Michael Baden, a former New York City medical examiner and forensic pathologist, said on Fox News Wednesday that Jeffrey Epstein’s death appears to be the result of homicide, not suicide.
A Fox News contributor, Baden was hired by Epstein’s brother to observe the autopsy of the wealthy financier after his death in August. On Fox & Friends Wednesday, Baden cited the breakage of several bones in Epstein’s neck that “are extremely unusual in suicidal hangings and could occur much more commonly in homicidal strangulation.”
“I think that the evidence points to homicide rather than suicide,” he said.
Baden’s claims are not new. Two weeks after Epstein, who awaiting trial on sex-trafficking charges, died in jail on August 10, his lawyers raised concerns about the New York City medical examiner’s conclusion that their client died by suicide. “We are told by a very experienced forensic pathologist that the broken bones in Mr. Epstein’s neck, his larynx, are more consistent with external pressure, with strangulation, with homicide if you will, than with suicide,” Epstein’s lawyer Martin Weinberg said in court on August 27.
It was known at the time that Baden had observed the Epstein autopsy, but his name wasn’t attached to Epstein’s lawyer’s claim.

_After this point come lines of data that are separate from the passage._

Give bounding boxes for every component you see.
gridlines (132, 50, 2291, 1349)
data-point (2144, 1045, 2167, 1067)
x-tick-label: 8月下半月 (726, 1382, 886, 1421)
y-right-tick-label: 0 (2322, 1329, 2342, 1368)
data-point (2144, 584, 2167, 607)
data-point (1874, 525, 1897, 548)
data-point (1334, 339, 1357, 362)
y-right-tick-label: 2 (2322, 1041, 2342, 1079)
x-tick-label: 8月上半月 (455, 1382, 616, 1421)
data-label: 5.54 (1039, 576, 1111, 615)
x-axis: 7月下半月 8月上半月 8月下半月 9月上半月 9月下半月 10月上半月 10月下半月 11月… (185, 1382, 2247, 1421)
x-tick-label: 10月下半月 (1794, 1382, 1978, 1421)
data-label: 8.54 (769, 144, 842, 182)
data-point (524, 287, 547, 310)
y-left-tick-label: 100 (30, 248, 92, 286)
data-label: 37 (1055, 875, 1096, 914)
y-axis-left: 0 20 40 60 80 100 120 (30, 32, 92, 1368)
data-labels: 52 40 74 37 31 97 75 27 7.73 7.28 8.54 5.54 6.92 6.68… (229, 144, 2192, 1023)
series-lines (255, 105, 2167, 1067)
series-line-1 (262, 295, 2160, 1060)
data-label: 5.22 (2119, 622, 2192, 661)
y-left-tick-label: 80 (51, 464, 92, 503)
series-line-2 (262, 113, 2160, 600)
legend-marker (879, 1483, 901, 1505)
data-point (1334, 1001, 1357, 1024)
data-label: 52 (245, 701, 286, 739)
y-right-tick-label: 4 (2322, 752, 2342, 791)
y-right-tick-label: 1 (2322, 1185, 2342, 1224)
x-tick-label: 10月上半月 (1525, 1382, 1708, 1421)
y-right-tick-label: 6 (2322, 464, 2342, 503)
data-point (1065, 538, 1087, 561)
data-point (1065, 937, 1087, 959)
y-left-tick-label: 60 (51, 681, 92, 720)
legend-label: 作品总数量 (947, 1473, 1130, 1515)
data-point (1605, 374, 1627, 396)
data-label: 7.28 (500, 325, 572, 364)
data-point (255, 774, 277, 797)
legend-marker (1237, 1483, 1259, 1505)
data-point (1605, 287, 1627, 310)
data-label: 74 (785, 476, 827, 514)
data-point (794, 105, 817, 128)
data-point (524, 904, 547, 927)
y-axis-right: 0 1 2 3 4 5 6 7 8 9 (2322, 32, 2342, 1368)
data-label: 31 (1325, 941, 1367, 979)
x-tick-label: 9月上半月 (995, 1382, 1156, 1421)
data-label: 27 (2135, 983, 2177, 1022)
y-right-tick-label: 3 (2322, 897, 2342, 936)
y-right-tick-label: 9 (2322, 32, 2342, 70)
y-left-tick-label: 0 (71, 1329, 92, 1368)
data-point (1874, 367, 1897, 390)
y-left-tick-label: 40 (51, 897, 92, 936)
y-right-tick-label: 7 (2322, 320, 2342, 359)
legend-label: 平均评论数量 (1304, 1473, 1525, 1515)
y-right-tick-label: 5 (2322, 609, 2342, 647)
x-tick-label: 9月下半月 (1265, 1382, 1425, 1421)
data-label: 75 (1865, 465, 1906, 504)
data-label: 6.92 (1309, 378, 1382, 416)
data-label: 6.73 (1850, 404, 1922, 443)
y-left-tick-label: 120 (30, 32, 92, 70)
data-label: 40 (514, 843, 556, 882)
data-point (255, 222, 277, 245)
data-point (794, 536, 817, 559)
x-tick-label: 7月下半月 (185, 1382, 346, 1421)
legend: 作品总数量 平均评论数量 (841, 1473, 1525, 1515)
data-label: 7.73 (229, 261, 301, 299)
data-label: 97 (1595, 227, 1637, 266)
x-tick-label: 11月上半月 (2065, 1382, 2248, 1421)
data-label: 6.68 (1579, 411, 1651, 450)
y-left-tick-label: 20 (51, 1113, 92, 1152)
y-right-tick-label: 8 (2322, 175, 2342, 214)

It’s unclear why, two months later, Baden has gone on TV to reassert the claim that Epstein did not kill himself.
Baden is not alone in thinking that Epstein’s injuries raise questions about how he died. The hyoid bone in particular has drawn the most attention because it is often broken during strangulation, not suicide. In August, Jonathan Arden, the president of the National Association of Medical Examiners, told the Washington Post that a broken hyoid bone “would generally raise questions about strangulation, but it is not definitive and does not exclude suicidal hanging.”
But the focus on Epstein’s hyoid bone has also drawn criticism, in part because older people are likelier to break their hyoids in a hanging. Also, the presence of several broken bones in Epstein’s neck is more consistent with suicide than strangulation, several experts told CNN. As one surgeon told the network, a broken hyoid is “meaningless.”